"Faut-il attendre qu'il y ait un énième mort ?" Pascal Chanteur, président du syndicat français des coureurs réclame des "Etats généraux sur la sécurité" des cyclistes dans un entretien à l'AFP où il dénonce l'utilisation des freins à disque et le lobby des fabricants de cycles.
Q: Comment réagissez-vous aux nombreuses chutes et particulièrement celle jeudi au Tour du Pays basque?
R: "Ce n'est plus possible. Faut-il attendre qu'il y ait un énième mort ? Qu'un coureur ait les deux jambes tranchées et perde la vie pour que les gens prennent conscience ? Si c'est ça l'idée, on n'en est pas très loin. Je demande des Etats généraux sur la sécurité et je vais y associer les équipes qui sont les employeurs et qui ont la responsabilité de leur salariés."

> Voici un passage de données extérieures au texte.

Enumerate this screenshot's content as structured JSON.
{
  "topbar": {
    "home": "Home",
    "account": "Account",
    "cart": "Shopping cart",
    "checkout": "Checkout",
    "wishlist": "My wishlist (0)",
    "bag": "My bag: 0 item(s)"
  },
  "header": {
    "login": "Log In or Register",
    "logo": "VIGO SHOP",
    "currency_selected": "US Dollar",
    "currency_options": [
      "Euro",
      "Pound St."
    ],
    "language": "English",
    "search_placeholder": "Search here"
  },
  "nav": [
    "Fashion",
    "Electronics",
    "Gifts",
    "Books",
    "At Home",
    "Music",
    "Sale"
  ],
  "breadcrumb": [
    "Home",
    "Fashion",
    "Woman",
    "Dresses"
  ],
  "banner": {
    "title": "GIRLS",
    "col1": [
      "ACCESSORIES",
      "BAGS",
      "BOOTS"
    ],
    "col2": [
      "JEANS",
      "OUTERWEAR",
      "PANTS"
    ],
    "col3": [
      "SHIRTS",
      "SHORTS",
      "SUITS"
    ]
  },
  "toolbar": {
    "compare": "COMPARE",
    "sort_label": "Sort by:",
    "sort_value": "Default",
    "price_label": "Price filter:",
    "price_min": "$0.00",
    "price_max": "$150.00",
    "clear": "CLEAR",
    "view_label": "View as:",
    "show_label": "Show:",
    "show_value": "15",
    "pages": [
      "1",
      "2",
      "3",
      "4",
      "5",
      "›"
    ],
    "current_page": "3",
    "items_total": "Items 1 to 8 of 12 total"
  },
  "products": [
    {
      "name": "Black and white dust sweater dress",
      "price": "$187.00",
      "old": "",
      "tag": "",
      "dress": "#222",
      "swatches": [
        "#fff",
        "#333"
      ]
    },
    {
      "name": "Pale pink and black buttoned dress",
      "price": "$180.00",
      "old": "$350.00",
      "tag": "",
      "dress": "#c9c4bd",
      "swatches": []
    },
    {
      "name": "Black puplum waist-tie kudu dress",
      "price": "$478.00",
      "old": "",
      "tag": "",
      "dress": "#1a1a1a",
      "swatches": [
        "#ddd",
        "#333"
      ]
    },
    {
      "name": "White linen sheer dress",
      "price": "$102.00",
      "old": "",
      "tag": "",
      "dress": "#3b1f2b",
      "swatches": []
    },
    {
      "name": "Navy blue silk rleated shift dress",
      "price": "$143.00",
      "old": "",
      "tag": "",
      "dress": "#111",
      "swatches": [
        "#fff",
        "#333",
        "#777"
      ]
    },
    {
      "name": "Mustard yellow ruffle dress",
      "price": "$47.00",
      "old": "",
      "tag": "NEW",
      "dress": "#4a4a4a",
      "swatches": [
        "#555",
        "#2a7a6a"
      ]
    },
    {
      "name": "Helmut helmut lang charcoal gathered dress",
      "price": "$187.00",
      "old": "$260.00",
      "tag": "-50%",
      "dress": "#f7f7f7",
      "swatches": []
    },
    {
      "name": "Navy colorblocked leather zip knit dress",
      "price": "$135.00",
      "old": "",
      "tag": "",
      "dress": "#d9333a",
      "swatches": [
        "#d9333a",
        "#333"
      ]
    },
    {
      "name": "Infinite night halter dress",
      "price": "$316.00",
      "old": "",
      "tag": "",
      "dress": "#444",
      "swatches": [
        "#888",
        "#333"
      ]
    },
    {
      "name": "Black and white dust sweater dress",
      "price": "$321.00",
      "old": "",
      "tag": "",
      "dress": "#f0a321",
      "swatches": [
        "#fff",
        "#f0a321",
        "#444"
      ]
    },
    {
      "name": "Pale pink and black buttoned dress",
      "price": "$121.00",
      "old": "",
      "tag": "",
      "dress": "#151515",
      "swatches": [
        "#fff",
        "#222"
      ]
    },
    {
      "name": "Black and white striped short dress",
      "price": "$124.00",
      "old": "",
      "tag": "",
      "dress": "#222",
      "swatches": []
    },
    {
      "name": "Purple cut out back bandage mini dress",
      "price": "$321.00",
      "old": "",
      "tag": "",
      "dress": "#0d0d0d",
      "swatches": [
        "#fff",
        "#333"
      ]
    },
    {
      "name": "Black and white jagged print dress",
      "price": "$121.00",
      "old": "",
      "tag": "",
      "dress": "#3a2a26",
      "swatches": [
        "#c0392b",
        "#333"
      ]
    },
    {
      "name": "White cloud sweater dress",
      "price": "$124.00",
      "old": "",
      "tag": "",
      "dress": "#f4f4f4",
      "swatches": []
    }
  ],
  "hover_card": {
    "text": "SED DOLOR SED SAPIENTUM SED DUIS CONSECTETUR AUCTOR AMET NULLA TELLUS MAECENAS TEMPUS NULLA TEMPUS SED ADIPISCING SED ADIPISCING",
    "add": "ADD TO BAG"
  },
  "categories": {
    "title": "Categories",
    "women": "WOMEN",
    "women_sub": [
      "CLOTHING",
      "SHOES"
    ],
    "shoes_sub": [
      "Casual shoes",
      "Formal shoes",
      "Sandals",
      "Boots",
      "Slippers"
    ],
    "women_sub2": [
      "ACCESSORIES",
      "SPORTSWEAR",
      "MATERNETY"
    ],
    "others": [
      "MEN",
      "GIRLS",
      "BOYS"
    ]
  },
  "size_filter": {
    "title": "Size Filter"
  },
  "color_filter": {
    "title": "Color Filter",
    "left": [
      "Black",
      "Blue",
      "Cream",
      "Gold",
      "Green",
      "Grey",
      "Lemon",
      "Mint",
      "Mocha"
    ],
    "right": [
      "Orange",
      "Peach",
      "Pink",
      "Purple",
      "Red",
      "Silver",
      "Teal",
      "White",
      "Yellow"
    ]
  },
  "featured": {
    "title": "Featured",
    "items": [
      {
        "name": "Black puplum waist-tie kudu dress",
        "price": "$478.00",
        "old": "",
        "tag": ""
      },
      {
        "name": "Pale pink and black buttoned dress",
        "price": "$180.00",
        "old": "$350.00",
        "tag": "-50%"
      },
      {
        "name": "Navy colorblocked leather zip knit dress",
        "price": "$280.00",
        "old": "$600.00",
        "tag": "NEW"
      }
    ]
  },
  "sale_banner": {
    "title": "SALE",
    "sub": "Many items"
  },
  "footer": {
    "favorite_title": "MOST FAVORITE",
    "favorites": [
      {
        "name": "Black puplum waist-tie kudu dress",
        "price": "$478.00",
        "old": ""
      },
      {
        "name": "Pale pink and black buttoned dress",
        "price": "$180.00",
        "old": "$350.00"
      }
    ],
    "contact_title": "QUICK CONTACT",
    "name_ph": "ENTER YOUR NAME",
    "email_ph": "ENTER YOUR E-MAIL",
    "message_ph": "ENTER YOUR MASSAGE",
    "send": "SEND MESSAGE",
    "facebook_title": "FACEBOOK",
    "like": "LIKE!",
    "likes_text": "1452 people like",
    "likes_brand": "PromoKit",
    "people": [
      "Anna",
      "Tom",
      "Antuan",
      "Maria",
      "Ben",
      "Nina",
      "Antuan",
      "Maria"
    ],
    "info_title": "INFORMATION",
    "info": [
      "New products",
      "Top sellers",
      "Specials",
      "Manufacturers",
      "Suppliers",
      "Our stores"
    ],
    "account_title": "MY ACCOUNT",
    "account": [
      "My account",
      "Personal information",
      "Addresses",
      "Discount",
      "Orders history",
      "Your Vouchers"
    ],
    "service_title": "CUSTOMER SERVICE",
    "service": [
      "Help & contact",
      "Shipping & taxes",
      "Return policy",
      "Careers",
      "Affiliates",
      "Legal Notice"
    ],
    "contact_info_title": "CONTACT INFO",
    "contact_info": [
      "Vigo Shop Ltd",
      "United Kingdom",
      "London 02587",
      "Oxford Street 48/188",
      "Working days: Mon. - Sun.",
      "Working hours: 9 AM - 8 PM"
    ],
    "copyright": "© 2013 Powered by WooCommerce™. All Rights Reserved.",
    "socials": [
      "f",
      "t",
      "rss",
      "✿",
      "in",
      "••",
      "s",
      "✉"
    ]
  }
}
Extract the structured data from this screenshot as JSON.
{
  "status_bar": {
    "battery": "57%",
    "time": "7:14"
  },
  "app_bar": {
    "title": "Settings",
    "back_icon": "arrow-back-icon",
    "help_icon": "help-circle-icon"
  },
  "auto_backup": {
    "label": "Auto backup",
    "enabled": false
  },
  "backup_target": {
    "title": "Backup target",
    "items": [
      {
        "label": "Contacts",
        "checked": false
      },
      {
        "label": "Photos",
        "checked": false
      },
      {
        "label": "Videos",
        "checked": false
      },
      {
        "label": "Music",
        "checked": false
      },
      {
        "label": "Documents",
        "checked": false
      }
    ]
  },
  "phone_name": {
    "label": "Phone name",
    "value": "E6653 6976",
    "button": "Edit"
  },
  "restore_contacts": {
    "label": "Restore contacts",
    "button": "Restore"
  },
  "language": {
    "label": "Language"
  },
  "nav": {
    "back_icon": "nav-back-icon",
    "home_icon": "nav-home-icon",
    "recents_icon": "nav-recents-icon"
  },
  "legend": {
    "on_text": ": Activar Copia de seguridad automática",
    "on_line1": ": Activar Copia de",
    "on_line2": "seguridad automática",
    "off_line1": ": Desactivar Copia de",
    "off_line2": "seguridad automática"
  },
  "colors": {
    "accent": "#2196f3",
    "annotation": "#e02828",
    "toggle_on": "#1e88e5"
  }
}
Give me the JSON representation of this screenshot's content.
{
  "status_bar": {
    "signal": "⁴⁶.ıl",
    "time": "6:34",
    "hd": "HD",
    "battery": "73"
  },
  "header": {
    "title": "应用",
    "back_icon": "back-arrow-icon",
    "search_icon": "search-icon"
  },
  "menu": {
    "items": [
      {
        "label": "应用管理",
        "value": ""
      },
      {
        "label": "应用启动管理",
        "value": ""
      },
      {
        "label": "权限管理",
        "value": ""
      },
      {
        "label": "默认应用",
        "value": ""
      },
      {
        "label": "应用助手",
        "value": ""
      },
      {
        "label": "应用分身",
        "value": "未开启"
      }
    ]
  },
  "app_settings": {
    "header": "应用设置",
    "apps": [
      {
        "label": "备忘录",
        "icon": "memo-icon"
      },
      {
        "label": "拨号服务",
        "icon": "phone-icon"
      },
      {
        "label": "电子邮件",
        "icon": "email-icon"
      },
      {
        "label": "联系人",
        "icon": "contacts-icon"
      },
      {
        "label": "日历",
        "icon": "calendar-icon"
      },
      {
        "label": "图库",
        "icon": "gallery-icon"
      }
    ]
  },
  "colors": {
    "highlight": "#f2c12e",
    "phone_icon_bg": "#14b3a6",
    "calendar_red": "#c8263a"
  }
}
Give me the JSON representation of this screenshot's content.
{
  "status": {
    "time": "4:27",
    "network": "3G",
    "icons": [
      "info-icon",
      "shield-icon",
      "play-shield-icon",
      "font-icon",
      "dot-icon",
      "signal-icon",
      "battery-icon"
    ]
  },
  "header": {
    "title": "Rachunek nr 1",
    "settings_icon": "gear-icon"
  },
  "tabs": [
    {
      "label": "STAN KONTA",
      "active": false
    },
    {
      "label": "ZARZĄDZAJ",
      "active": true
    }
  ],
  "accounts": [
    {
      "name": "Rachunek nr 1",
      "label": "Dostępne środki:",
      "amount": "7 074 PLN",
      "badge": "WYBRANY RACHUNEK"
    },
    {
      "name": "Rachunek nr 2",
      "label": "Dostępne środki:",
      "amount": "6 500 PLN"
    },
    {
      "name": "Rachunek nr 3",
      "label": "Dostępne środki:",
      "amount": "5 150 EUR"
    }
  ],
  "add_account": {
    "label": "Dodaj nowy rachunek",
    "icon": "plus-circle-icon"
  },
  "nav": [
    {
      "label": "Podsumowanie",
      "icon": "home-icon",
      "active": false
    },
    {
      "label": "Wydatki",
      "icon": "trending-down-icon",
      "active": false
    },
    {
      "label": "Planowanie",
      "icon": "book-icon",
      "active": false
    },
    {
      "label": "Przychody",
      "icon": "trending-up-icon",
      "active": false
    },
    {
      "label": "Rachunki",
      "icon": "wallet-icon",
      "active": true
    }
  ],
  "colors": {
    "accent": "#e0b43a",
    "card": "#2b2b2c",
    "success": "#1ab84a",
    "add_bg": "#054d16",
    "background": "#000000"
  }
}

Q: Pourquoi y a-t-il autant de chutes ?
R: "Le mobilier urbain augmente d'année en année. Surtout, le matériel utilisé est de plus en plus avant-gardiste. Le carbone est léger et très rigide et ne donne pas le droit à l'erreur. Les roues, les pneumatiques n'ont plus rien à voir avec ceux qu'on utilisait auparavant. Il peut se passer un drame à tout moment."
Q: Les freins à disques sont particulièrement dans le viseur ?
R: "Je le dis depuis des années: le frein à disque n'est pas un matériel adéquat pour la course sur route. Les freins à patin, par temps de pluie, faisaient pratiquement office d'ABS. Le temps que la jante sèche, ils vous permettaient d'avoir cette latence entre le moment où vous devez freiner et le danger. Avec le frein à disque, on vient immédiatement à du freinage d'urgence, brutal, et à partir de là on part à la faute immédiatement. Et derrière c'est le château de cartes."
Q: Faudrait-il interdire ?
R: "Tout est envisageable. Qu'est-ce qui s'est passé en Formule 1 ? On avait des moteurs turbo et on est revenu à du moteur atmosphérique. Le frein à disque en compétition est trop dangereux. Pareil pour les braquets utilisés. Aujourd'hui, on met du 56x10. Ils roulent à 80 km/h dans les faux-plat descendants, alors qu'ils sont presque à poil. Quand ça tombe, vous n'avez aucun moyen de vous en sortir."
Q: Vous en appelez à l'Union cycliste internationale à légiférer ?
R: "Je ne dis pas que l'UCI est responsable. Mais ils ont la responsabilité de prendre toute la mesure de nos recommandations pour avancer sur la sécurité. On est par exemple tout à fait capables de diminuer les vitesses en changeant de pneumatiques. Pourquoi la Formule 1 y arrive et pas nous ? On est le seul sport à ne pas savoir s'adapter et à continuer l'hécatombe."
Q: Quelle est la responsabilité des fabricants de cycle ?
R: "Je pointe du doigt ces gens-là. Quand on a mis en place les freins à disque, on leur a demandé d'arrondir les arêtes tranchantes du disque car ils sont aussi très coupants. Ca a été une guerre. On nous a opposé que ça coûtait un dollar du disque et qu'ils en vendaient dix millions. Mais ce n'est pas mon problème. Mon problème c'est qu'une jambe, qu'un doigt, qu'une main ne soit pas tranchée. C'est à nous de savoir si on veut rester immobile et à la merci des industriels. Et c'est à eux de savoir s'ils veulent continuer à avoir des accidents sur la conscience, voire des morts, ou s'ils veulent se mettre au boulot. Plutôt que de nous opposer des pseudo-études pour démontrer qu'on est dans le faux, alors qu'on sait pertinemment qu'on est dans le vrai."
Q: Vous êtes en colère ?
R "Il n'y a pas que moi. Mais ce n'est pas évident pour un coureur de tenir le discours que je tiens. Ce sont des salariés et les principaux financiers du cyclisme restent aussi les marques de cycle."
Q: Vous sentez un peloton traumatisé ?
R: "Il l'est depuis l'accident de Fabio Jakobsen (sur le Tour de Pologne en 2020). Aujourd'hui, on en parle parce que ça touche trois coureurs du Top 10 mondial. Mais des chutes il y en a tout le temps. J'ai un coureur sur le GP de la Marseillaise qui aurait pu être paraplégique. Le gamin est en train de courir des spécialistes de chirurgie maxillo-faciale, de la moelle épinière et des vertèbres. On va certainement être obligé de lui casser des côtes et de sortir les entrailles pour pouvoir l'opérer par l'avant du ventre. Vous imaginez ? Alors quand je vois les gens sur les réseaux sociaux qui se permettent de critiquer l'installation d'une chicane à Arenberg (pour Paris-Roubaix)... je les hais."